One of France’s two main TV networks, TF1, was privatised in 1987. The other, France 2, remains in public ownership, funded by both licence fees and advertising revenue. Earlier this year, however, French president Nicolas Sarkozy proposed that advertising on public television be phased out, and this week, following a report by a parliamentary commission, details of the plan were announced.
Ads on the public channels are to disappear from next year after 8pm, and altogether by the end of 2011. The shortfall in funding will be made up by new taxes on internet and mobile phone providers, and on the private broadcasters (who are expected to receive a windfall gain in advertising).
This is a strikingly unorthodox direction for a centre-right government to take. In the Australian debate, the right is associated with increased commercialisation and the left with taxpayer funding. France seems to have got things the other way around.
Both the broadcasting unions and the left-wing opposition are deeply sceptical of Sarkozy’s plan, seeing it as a grab for government control. As part of the reforms, the head of public television will in future be appointed by the president, rather than by an independent commission.

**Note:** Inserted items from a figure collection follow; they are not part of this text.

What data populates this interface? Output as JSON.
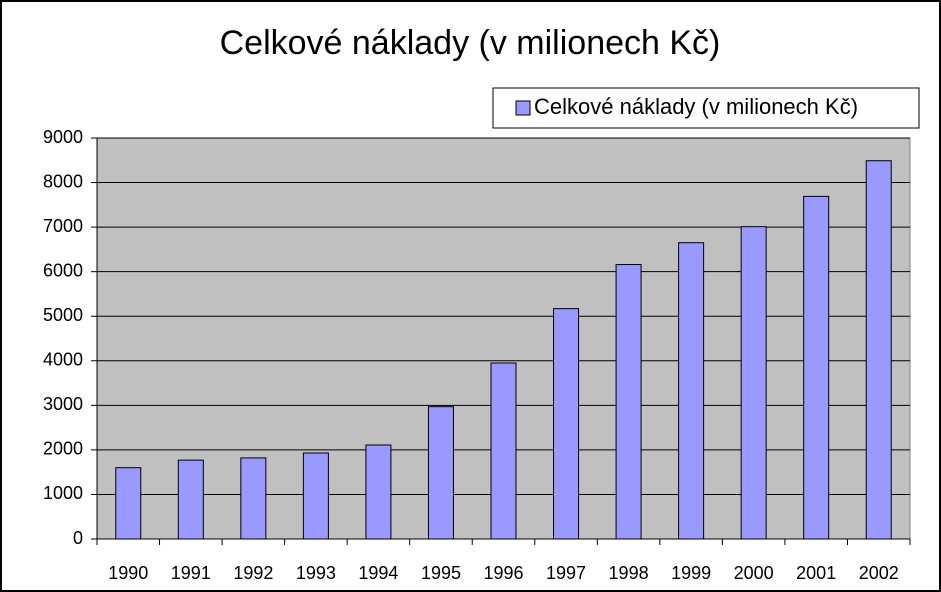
{
  "chart_data": {
    "type": "bar",
    "title": "Celkové náklady (v milionech Kč)",
    "categories": [
      "1990",
      "1991",
      "1992",
      "1993",
      "1994",
      "1995",
      "1996",
      "1997",
      "1998",
      "1999",
      "2000",
      "2001",
      "2002"
    ],
    "series": [
      {
        "name": "Celkové náklady (v milionech Kč)",
        "color": "#9999ff",
        "values": [
          1600,
          1770,
          1820,
          1930,
          2110,
          2970,
          3950,
          5170,
          6160,
          6650,
          7010,
          7690,
          8490
        ]
      }
    ],
    "ylim": [
      0,
      9000
    ],
    "yticks": [
      0,
      1000,
      2000,
      3000,
      4000,
      5000,
      6000,
      7000,
      8000,
      9000
    ],
    "grid": true,
    "legend": "top-right"
  }
}
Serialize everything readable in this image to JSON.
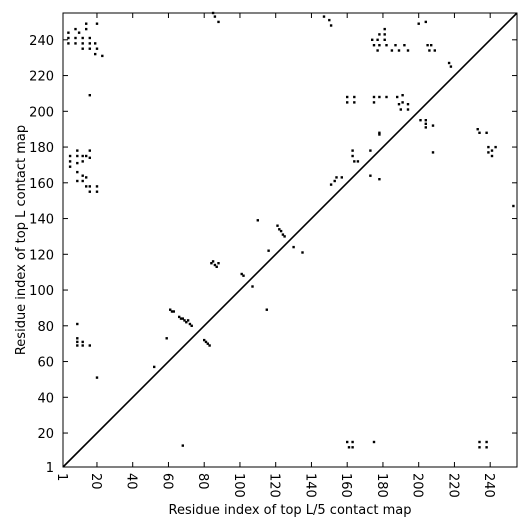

The French left is therefore being brought around to a realisation of something that still eludes their Australian counterparts: that government funding ultimately means political control. Them what pay the piper, call the tune. To expect governments to keep funding a powerful tool for public information without trying to influence the content of that information is, to say the least, wildly optimistic.
If you depend on private sponsors for funding, there is some scope for choice; what offends one sponsor may appeal to another, and the loss of any one sponsor need not be devastating. But when all the money comes from one source, that source has the power to throttle dissent.
Supporters of ABC “independence” here have a lively awareness of the risks of private funding. A glance at the French experience might help alert them to the much greater risks associated with public funding.